The FTC’s Bureau of Competition recently issued new “Best Practices” guidance for parties involved in merger investigations.  This is the Commission’s first guidance on the merger review process since the Merger Process Reforms were issued in 2006.  As the Commission explains, it issued the updated guidance because parties rarely have been invoking the Merger Process Reforms and also have been relying on the “withdraw and refile” process in the initial review period of Hart-Scott-Rodino filings.

This updated guidance does not significantly alter the FTC’s previously established procedures.  However, it offers insight into the areas of the merger investigation process that the Commission finds most significant and highlights several strategies for parties to minimize the time and burden of a merger review.

The Best Practices guidance focuses on three main aspects of the merger investigation process:

Deciding What to Submit Voluntarily

First, FTC strongly recommends that parties provide information to the Commission early and voluntarily.  The guidance emphasizes that parties can produce information during the initial HSR waiting period, or even before the filing, which may eliminate the need for a Second Request or allow the Commission to tailor the Second Request.

The guidance notes that FTC staff almost always request certain “key information” and recommends that parties gather and submit this information voluntarily to expedite the merger review process.  This key information includes (1) strategic and marketing plans for the previous two years, (2) lists of  all currently manufactured, marketed, or sold products and products in development, (3) a list of top 10 customers, with contact information for customers of overlapping products, (4) a list of top competitors, with contact information for competitors who provide overlapping products, (5) market share information for overlapping products, and (6) a list of reports that the company prepares on a regular basis.  FTC also suggests that parties should consider submitting an organization chart and data map during the initial waiting period.

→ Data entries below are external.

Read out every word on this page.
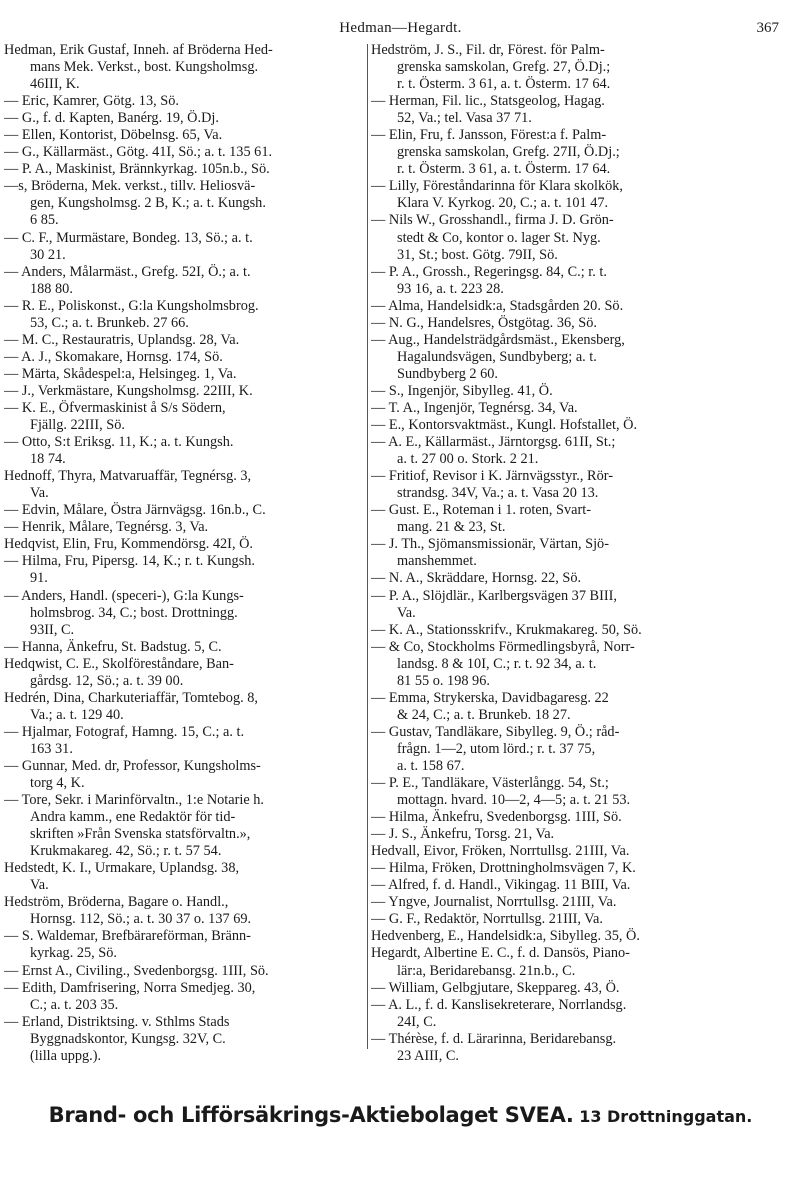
Hedman—Hegardt.	367
Hedman, Erik Gustaf, Inneh. af Bröderna Hed-
mans Mek. Verkst., bost. Kungsholmsg.
46III, K.
— Eric, Kamrer, Götg. 13, Sö.
— G., f. d. Kapten, Banérg. 19, Ö.Dj.
— Ellen, Kontorist, Döbelnsg. 65, Va.
— G., Källarmäst., Götg. 41I, Sö.; a. t. 135 61.
— P. A., Maskinist, Brännkyrkag. 105n.b., Sö.
—s, Bröderna, Mek. verkst., tillv. Heliosvä-
gen, Kungsholmsg. 2 B, K.; a. t. Kungsh.
6 85.
— C. F., Murmästare, Bondeg. 13, Sö.; a. t.
30 21.
— Anders, Målarmäst., Grefg. 52I, Ö.; a. t.
188 80.
— R. E., Poliskonst., G:la Kungsholmsbrog.
53, C.; a. t. Brunkeb. 27 66.
— M. C., Restauratris, Uplandsg. 28, Va.
— A. J., Skomakare, Hornsg. 174, Sö.
— Märta, Skådespel:a, Helsingeg. 1, Va.
— J., Verkmästare, Kungsholmsg. 22III, K.
— K. E., Öfvermaskinist å S/s Södern,
Fjällg. 22III, Sö.
— Otto, S:t Eriksg. 11, K.; a. t. Kungsh.
18 74.
Hednoff, Thyra, Matvaruaffär, Tegnérsg. 3,
Va.
— Edvin, Målare, Östra Järnvägsg. 16n.b., C.
— Henrik, Målare, Tegnérsg. 3, Va.
Hedqvist, Elin, Fru, Kommendörsg. 42I, Ö.
— Hilma, Fru, Pipersg. 14, K.; r. t. Kungsh.
91.
— Anders, Handl. (speceri-), G:la Kungs-
holmsbrog. 34, C.; bost. Drottningg.
93II, C.
— Hanna, Änkefru, St. Badstug. 5, C.
Hedqwist, C. E., Skolföreståndare, Ban-
gårdsg. 12, Sö.; a. t. 39 00.
Hedrén, Dina, Charkuteriaffär, Tomtebog. 8,
Va.; a. t. 129 40.
— Hjalmar, Fotograf, Hamng. 15, C.; a. t.
163 31.
— Gunnar, Med. dr, Professor, Kungsholms-
torg 4, K.
— Tore, Sekr. i Marinförvaltn., 1:e Notarie h.
Andra kamm., ene Redaktör för tid-
skriften »Från Svenska statsförvaltn.»,
Krukmakareg. 42, Sö.; r. t. 57 54.
Hedstedt, K. I., Urmakare, Uplandsg. 38,
Va.
Hedström, Bröderna, Bagare o. Handl.,
Hornsg. 112, Sö.; a. t. 30 37 o. 137 69.
— S. Waldemar, Brefbärareförman, Bränn-
kyrkag. 25, Sö.
— Ernst A., Civiling., Svedenborgsg. 1III, Sö.
— Edith, Damfrisering, Norra Smedjeg. 30,
C.; a. t. 203 35.
— Erland, Distriktsing. v. Sthlms Stads
Byggnadskontor, Kungsg. 32V, C.
(lilla uppg.).
Hedström, J. S., Fil. dr, Förest. för Palm-
grenska samskolan, Grefg. 27, Ö.Dj.;
r. t. Österm. 3 61, a. t. Österm. 17 64.
— Herman, Fil. lic., Statsgeolog, Hagag.
52, Va.; tel. Vasa 37 71.
— Elin, Fru, f. Jansson, Förest:a f. Palm-
grenska samskolan, Grefg. 27II, Ö.Dj.;
r. t. Österm. 3 61, a. t. Österm. 17 64.
— Lilly, Föreståndarinna för Klara skolkök,
Klara V. Kyrkog. 20, C.; a. t. 101 47.
— Nils W., Grosshandl., firma J. D. Grön-
stedt & Co, kontor o. lager St. Nyg.
31, St.; bost. Götg. 79II, Sö.
— P. A., Grossh., Regeringsg. 84, C.; r. t.
93 16, a. t. 223 28.
— Alma, Handelsidk:a, Stadsgården 20. Sö.
— N. G., Handelsres, Östgötag. 36, Sö.
— Aug., Handelsträdgårdsmäst., Ekensberg,
Hagalundsvägen, Sundbyberg; a. t.
Sundbyberg 2 60.
— S., Ingenjör, Sibylleg. 41, Ö.
— T. A., Ingenjör, Tegnérsg. 34, Va.
— E., Kontorsvaktmäst., Kungl. Hofstallet, Ö.
— A. E., Källarmäst., Järntorgsg. 61II, St.;
a. t. 27 00 o. Stork. 2 21.
— Fritiof, Revisor i K. Järnvägsstyr., Rör-
strandsg. 34V, Va.; a. t. Vasa 20 13.
— Gust. E., Roteman i 1. roten, Svart-
mang. 21 & 23, St.
— J. Th., Sjömansmissionär, Värtan, Sjö-
manshemmet.
— N. A., Skräddare, Hornsg. 22, Sö.
— P. A., Slöjdlär., Karlbergsvägen 37 BIII,
Va.
— K. A., Stationsskrifv., Krukmakareg. 50, Sö.
— & Co, Stockholms Förmedlingsbyrå, Norr-
landsg. 8 & 10I, C.; r. t. 92 34, a. t.
81 55 o. 198 96.
— Emma, Strykerska, Davidbagaresg. 22
& 24, C.; a. t. Brunkeb. 18 27.
— Gustav, Tandläkare, Sibylleg. 9, Ö.; råd-
frågn. 1—2, utom lörd.; r. t. 37 75,
a. t. 158 67.
— P. E., Tandläkare, Västerlångg. 54, St.;
mottagn. hvard. 10—2, 4—5; a. t. 21 53.
— Hilma, Änkefru, Svedenborgsg. 1III, Sö.
— J. S., Änkefru, Torsg. 21, Va.
Hedvall, Eivor, Fröken, Norrtullsg. 21III, Va.
— Hilma, Fröken, Drottningholmsvägen 7, K.
— Alfred, f. d. Handl., Vikingag. 11 BIII, Va.
— Yngve, Journalist, Norrtullsg. 21III, Va.
— G. F., Redaktör, Norrtullsg. 21III, Va.
Hedvenberg, E., Handelsidk:a, Sibylleg. 35, Ö.
Hegardt, Albertine E. C., f. d. Dansös, Piano-
lär:a, Beridarebansg. 21n.b., C.
— William, Gelbgjutare, Skeppareg. 43, Ö.
— A. L., f. d. Kanslisekreterare, Norrlandsg.
24I, C.
— Thérèse, f. d. Lärarinna, Beridarebansg.
23 AIII, C.
Brand- och Lifförsäkrings-Aktiebolaget SVEA. 13 Drottninggatan.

Determining When to Withdraw and Refile

The guidance also provides information about how to effectively judge when to “withdraw and refile” the HSR notification.  According to federal regulations, if open issues remain near the end of the initial review period, parties can give the Commission more time to assess the merger by withdrawing and refiling, without incurring a new filing fee, as long as the proposed transaction has not changed and the notification is refiled within two days.  See 16 C.F.R. § 803.12.  (This tip sheet summarizes some of the key points of this process.)

The guidance reiterates the point, previously suggested, that parties should obtain feedback from Commission staff about the remaining open issues before deciding to withdraw and refile.  FTC emphasizes that, where an investigation merits substantial review, withdrawing and refiling will not be effective in avoiding a Second Request.  As a matter of historical fact, though, FTC acknowledges, the withdraw and refile strategy has reduced the likelihood that a Second Request will issue at that point, and may result in a narrowed and more-tailored Second Request if the agency ultimately issues one.

Negotiating the Second Request

Additionally, the new guidance offers insight into the FTC’s views on the most effective way to negotiate a Second Request.  FTC will engage in good faith negotiations regarding a Second Request “to prevent confusion or misunderstandings regarding the nature and scope of the information and material being sought.”  16 C.F.R. § 2.4.  The guidance indicates, as well, that the Commission considers Second Request negotiations an important measure for reducing the burden on both sides of the merger investigation, while still allowing FTC to effectively evaluate the proposed transaction.

FTC recommends that, to ensure productive discussions during these negotiations, the parties should involve employees who are familiar with the company’s operations, data, storage, and document retention.  The parties also should be prepared to explain the organizational and decision-making structure of the businesses early in the negotiation process.  Additionally, the Commission emphasizes that a critical query during these discussions is the location of pertinent information, and the parties must be able to explain the structure and content of central files, corporate files, and databases.

The new guidance modifies the Commission’s prior procedures in a few significant respects, with an eye toward streamlining the investigation process.  To speed up the process of modifying the specifications in the Second Request, parties now may e-mail draft modification language for the staff to review.  Additionally, while final modifications always require a formal letter from the staff, modification letters no longer require the signature of division management.

The guidance also modifies the Commission’s approach to the “quick look” review, authorized by the 2006 Merger Process Reforms.  Under a quick look review, if the theory of anticompetitive impact rests on a specific issue or when the Second Request involves multiple relevant product markets, the parties may produce only selected critical documents and information, which the Commission may analyze in a short period.  Under the 2006 reforms, quick look review required formalized, written agreements between the Commission and the parties.  However, recognizing that formal quick look agreements are rare—and protracted negotiations of such agreements may distract from the substantive merger investigation—the new guidance provides that FTC and the parties can work cooperatively to identify key custodians and prioritize the search and production of responsive materials in order to expedite the review.